Jewish World Review Feb. 9, 2011 5 Adar I, 5771
Ronald Reagan, Forever Young
By Roger Simon
Ronald Reagan had been born at a time when the Civil War was still America's defining moment — it was Civil War toy soldiers that young Dutch played with as a child — and if he won, he would be 70 within months of taking office.
Only William Henry Harrison had been inaugurated at that age, and Harrison had died of pneumonia six weeks later. There was only one thing Reagan could do about it: Be so young in spirit that nobody would care about his flesh.
He is standing in a shopping mall in central Illinois, one with walkways of fake brick and with cast-iron lampposts that convey a Main Street, good-old-days air. Reagan is concluding his speech. "I just hope," he says, pointing down to a row of crouching kids in front of him, "that these children will know the freedom we once knew."
The applause is warm. Let Jimmy Carter moan about conservation and dialing down and going without. Not Ronald Reagan. He is for letting the good times roll. "Carter says we've got to get used to austerity and sharing and scarcity and giving up luxury," Reagan says to the crowd. "Well, I don't believe that! I think we should cover our children's ears when they hear that kind of talk!"
Which was the essential Reagan. For him, the glass was always half full, never half empty. His optimism was simply uncrushable. His mother had got him into acting, and it was a world he had never left. The America he loved was the America of Hollywood, where our motives were always true, our hearts always pure and our ultimate victory never in doubt.
And even when he left moviemaking, he never left the stage.
Reagan competed in 25 primaries in 1976 and came to the Republican National Convention — conventions were more than TV shows in those days — with 1,070 delegates to Gerald Ford's 1,187. After his defeat, Reagan quoted from what he remembered of a Dryden ballad he had memorized in his youth: "Lay me down and bleed a while. Though I am wounded, I am not slain. I shall rise and fight again."
The next year, 1977, he gave 75 speeches. He wrote a newspaper column and did a syndicated radio show. He did not need to rise again because he never really had lain down. He had just kept campaigning. And he gathered around him people who understood two things: selling and television. He figured it might make the difference next time.
Absolute reality did not always matter in the Reagan campaign. Reagan was selling the fantasy of America — a fantasy in which he believed totally. He was asking people to do what they did in a movie theater: to lose themselves in the story. He used to do it on celluloid, and now he was doing it on the stump.

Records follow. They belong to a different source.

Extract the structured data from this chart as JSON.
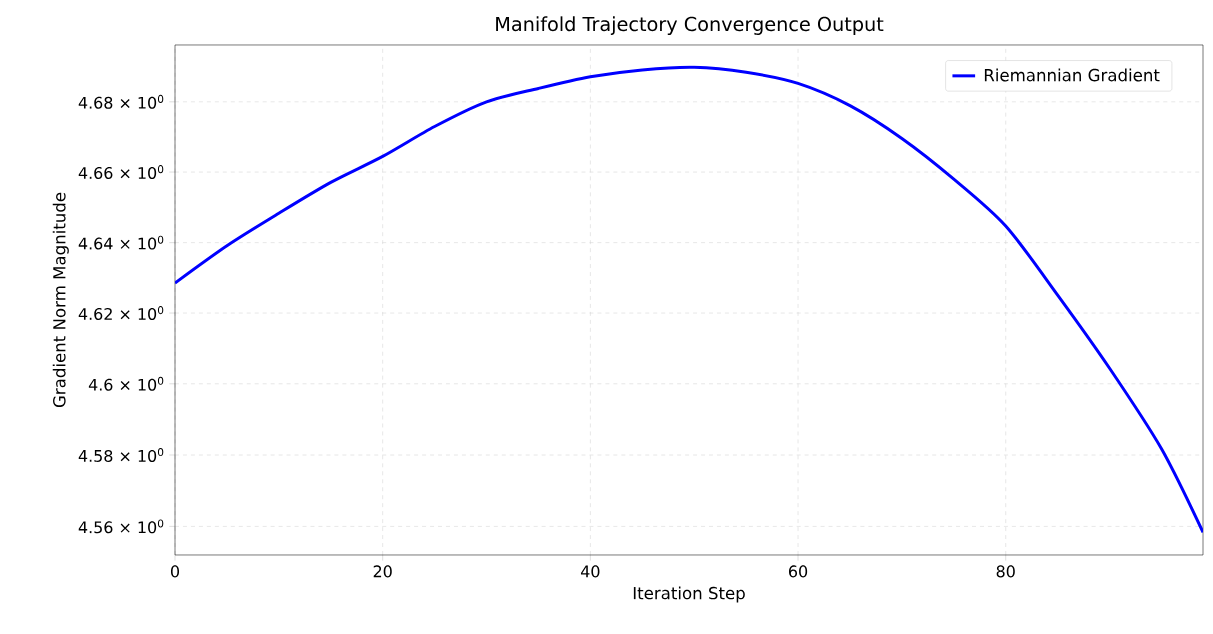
{
  "chart_data": {
    "type": "line",
    "title": "Manifold Trajectory Convergence Output",
    "xlabel": "Iteration Step",
    "ylabel": "Gradient Norm Magnitude",
    "x": [
      0,
      5,
      10,
      15,
      20,
      25,
      30,
      35,
      40,
      45,
      50,
      55,
      60,
      65,
      70,
      75,
      80,
      85,
      90,
      95,
      99
    ],
    "series": [
      {
        "name": "Riemannian Gradient",
        "color": "#0000ff",
        "values": [
          4.6285,
          4.639,
          4.6483,
          4.657,
          4.6644,
          4.673,
          4.68,
          4.684,
          4.6871,
          4.6893,
          4.6899,
          4.6885,
          4.6854,
          4.679,
          4.6695,
          4.658,
          4.6446,
          4.6251,
          4.6044,
          4.5818,
          4.5583
        ]
      }
    ],
    "xlim": [
      0,
      99
    ],
    "ylim": [
      4.5521,
      4.6964
    ],
    "xticks": [
      0,
      20,
      40,
      60,
      80
    ],
    "yticks": [
      {
        "value": 4.56,
        "label": "4.56 × 10$^{0}$"
      },
      {
        "value": 4.58,
        "label": "4.58 × 10$^{0}$"
      },
      {
        "value": 4.6,
        "label": "4.6 × 10$^{0}$"
      },
      {
        "value": 4.62,
        "label": "4.62 × 10$^{0}$"
      },
      {
        "value": 4.64,
        "label": "4.64 × 10$^{0}$"
      },
      {
        "value": 4.66,
        "label": "4.66 × 10$^{0}$"
      },
      {
        "value": 4.68,
        "label": "4.68 × 10$^{0}$"
      }
    ],
    "log": "y",
    "grid": true,
    "legend": "top right",
    "marker": "none",
    "line_style": "solid"
  }
}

"For Ronald Reagan, the world of legend and myth is a real world," Patrick Buchanan, his former White House communications director, said in 1988. "He visits it regularly, and he's a happy man there."
Buchanan meant it as a compliment. The press would soon learn that much of what Reagan said could not be taken literally. In his 1980 campaign, he muffed statements on Vietnam, civil rights, Taiwan, creationism, the Ku Klux Klan and how trees cause "93 percent" of the air pollution in America.
"The only good news for us at this time," an aide told his biographer, Lou Cannon, "is that we were making so many blunders that reporters had to pick and choose which ones they would write about."
But Reagan knew how to charm. In 1976, he would climb onto the press bus, go to the last seat and have reporters rotate back one by one to ask him anything they wanted. And virtually each and every night, we would end the day at some small motel, but before we hit the hay — or the bar — Ronald Reagan would have a news conference. The press would sometimes groan, but not Reagan. He was unafraid of the give-and-take.
By 1980, however, Reagan was surrounded by handlers who could not keep up with the stories, often culled from Reader's Digest or half-remembered anecdotes passed along to him at parties, that tumbled from Reagan's lips, and so they insisted he keep farther away from the press. Instead, Nancy Reagan launched a charm offensive, coming to the back of the plane with chocolates and chat for the reporters.
Reagan never stopped acting and never saw anything wrong with that. Asked when he first ran for office in 1966 what kind of governor he would be, he replied, "I don't know; I've never played a governor."
On the eve of his election in 1980, a reporter asked Reagan what people saw in him. "Would you laugh if I told you that I think, maybe, they see themselves and that I'm one of them?" Reagan replied. "I've never been able to detach myself or think that I, somehow, am apart from them."
Yes, there are issues in campaigns. Sometimes important issues, foreign and domestic. But Americans rarely elect persons they do not like. Americans rarely elect persons who are detached and apart from them. Which is why every politician today, Republican and Democrat, wants to be in some way Reaganesque.
In 1992, when he wasn't president anymore, he gave a stirring speech to the Republican National Convention in Houston. "I hope you will let me talk about a country that is forever young," he said.
There are only two places where things never age: on the screen and in our memories. Now, 100 years since his birth, Ronald Reagan remains forever young in both.